How to Help First Responders?
Now that I’ve shared a little more info about our first responders, how can we help them? Gratitude goes a long way, but what can we do to help our first responders? A major way to help is to obey the traffic laws regarding emergency vehicles. I live in a large city with mega rush hour traffic and interstate and highway gridlock situations. I am constantly amazed at how disrespectful motorists are of emergency vehicles. Motorists often fail to move so the emergency vehicles can get through because they don’t want to lose their place in traffic! Really? Little do those motorists realize that someday they or their loved ones may need fast emergency help. They would want motorists to get out of the way so those emergency vehicles could get there safely and quickly. Look at it this way, the emergency vehicles are on their way to help someone’s loved ones. Our job and our way of helping are to move out of the way as quickly and as safely as we can, so they can easily pass our vehicles and reach someone’s loved one sooner.
Another major thing we can do to help first responders is to make sure that we say thank you when we see them. Let them know how much we value them and what they do for us and for the public. Too often they are not thanked for the routine calls they receive and handle professionally every day. I just don’t think we can thank them enough!
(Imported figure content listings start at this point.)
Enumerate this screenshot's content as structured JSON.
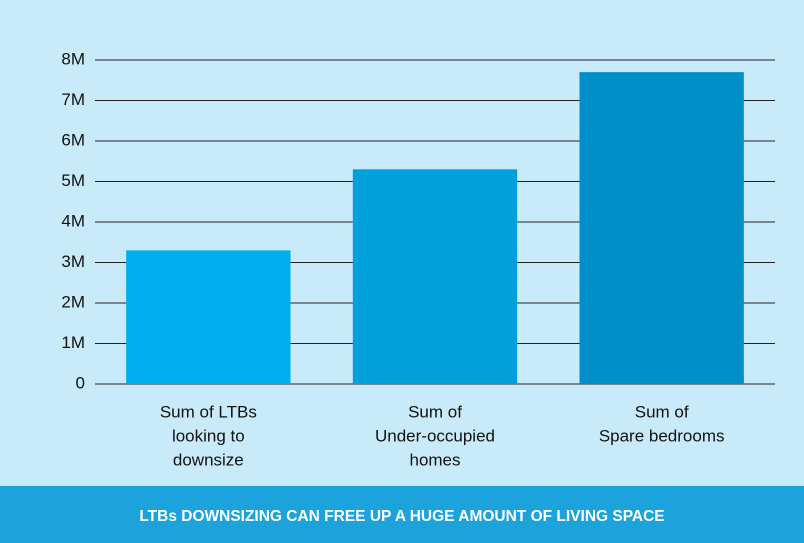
{
  "chart_data": {
    "type": "bar",
    "title": "LTBs DOWNSIZING CAN FREE UP A HUGE AMOUNT OF LIVING SPACE",
    "categories": [
      [
        "Sum of LTBs",
        "looking to",
        "downsize"
      ],
      [
        "Sum of",
        "Under-occupied",
        "homes"
      ],
      [
        "Sum of",
        "Spare bedrooms"
      ]
    ],
    "values": [
      3300000,
      5300000,
      7700000
    ],
    "colors": [
      "#00aeef",
      "#00a0dc",
      "#0090c9"
    ],
    "ylim": [
      0,
      8000000
    ],
    "yticks": [
      0,
      {
        "value": 1000000,
        "label": "1M"
      },
      {
        "value": 2000000,
        "label": "2M"
      },
      {
        "value": 3000000,
        "label": "3M"
      },
      {
        "value": 4000000,
        "label": "4M"
      },
      {
        "value": 5000000,
        "label": "5M"
      },
      {
        "value": 6000000,
        "label": "6M"
      },
      {
        "value": 7000000,
        "label": "7M"
      },
      {
        "value": 8000000,
        "label": "8M"
      }
    ],
    "grid": true
  }
}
Our churches, neighborhoods, or organizations can adopt a precinct or a fire station or military personnel and pray for them. They can also do nice things for them or send them food, buy gift cards, or groceries for them, and send encouraging cards or notes.
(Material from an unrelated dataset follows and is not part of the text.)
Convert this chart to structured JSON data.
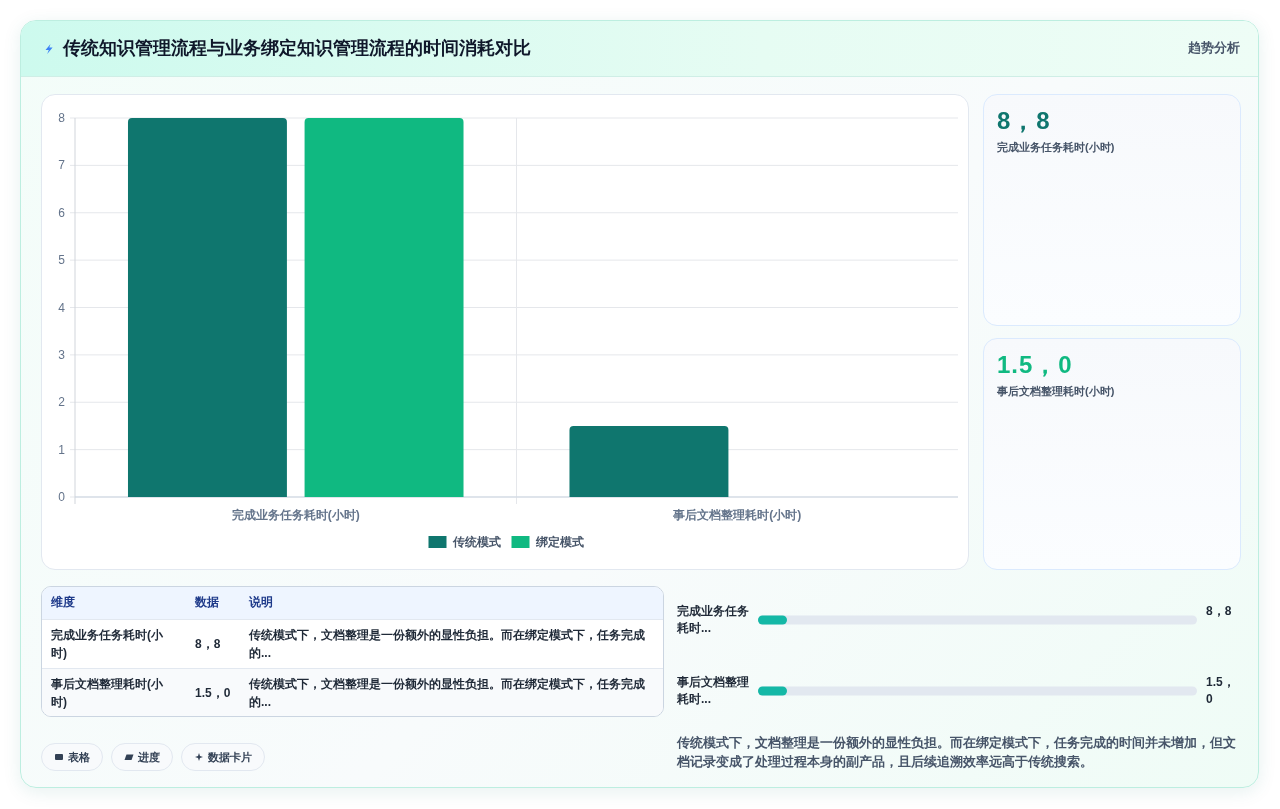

Another thing we can do to help first responders is to find out what they need and see how we can help. They have families and loved ones and they have just as many life challenges as the rest of us have, maybe more because of the nature of their work. Let’s lend a hand wherever they might need it.
The greatest thing we can do for first responders is to pray for them. We can pray that they have wisdom and strength for every situation that they face; that they know how much God loves them; that they are not tainted by the violence and trauma they see and experience daily; and that they live long healthy lives enjoying their families.
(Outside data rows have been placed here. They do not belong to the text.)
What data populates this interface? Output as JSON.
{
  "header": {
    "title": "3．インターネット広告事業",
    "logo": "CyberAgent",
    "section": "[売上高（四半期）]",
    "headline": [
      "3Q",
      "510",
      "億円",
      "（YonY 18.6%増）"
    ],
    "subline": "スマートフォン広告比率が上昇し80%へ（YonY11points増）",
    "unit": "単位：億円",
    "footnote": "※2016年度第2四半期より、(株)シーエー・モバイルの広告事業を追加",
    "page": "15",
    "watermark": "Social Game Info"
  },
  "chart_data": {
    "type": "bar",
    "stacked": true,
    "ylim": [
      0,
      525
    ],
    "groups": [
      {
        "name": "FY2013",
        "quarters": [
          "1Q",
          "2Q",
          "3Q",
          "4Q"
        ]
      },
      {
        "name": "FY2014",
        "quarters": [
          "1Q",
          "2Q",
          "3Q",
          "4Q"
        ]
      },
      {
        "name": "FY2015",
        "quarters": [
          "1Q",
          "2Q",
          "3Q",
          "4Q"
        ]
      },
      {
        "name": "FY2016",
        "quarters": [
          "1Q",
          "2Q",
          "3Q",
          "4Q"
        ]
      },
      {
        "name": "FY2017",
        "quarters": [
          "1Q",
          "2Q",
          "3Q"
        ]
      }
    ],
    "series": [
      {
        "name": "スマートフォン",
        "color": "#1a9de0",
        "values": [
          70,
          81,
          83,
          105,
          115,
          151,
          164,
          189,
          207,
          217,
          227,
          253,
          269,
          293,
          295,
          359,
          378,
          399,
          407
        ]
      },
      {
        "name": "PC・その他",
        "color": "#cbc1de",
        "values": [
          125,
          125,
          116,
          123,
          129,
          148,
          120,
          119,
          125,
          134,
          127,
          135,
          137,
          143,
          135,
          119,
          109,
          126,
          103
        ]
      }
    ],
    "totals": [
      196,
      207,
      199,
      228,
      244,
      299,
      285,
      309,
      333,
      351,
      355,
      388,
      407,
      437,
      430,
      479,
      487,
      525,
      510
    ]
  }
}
Hopefully, this post has rekindled your appreciation for our first responders. If “you” are a first responder, a really HUGE, special Thank You goes out to you! If you are the spouse or parent of a first responder who waits to hear from them at the end of their shifts, a huge, special Thank You goes to you as well. It must be quite an emotional roller coaster for you. If you know someone who is a first responder, make a point to say thank you in as many ways as possible and as often as you can. Encouraging words can make a big difference in their day.
I would love to hear your thoughts about what I’ve said in this post or about your experiences knowing someone who is a first responder. Obviously, there’s so much more that can be said and done regarding our valuable first responders. Thank you for reading!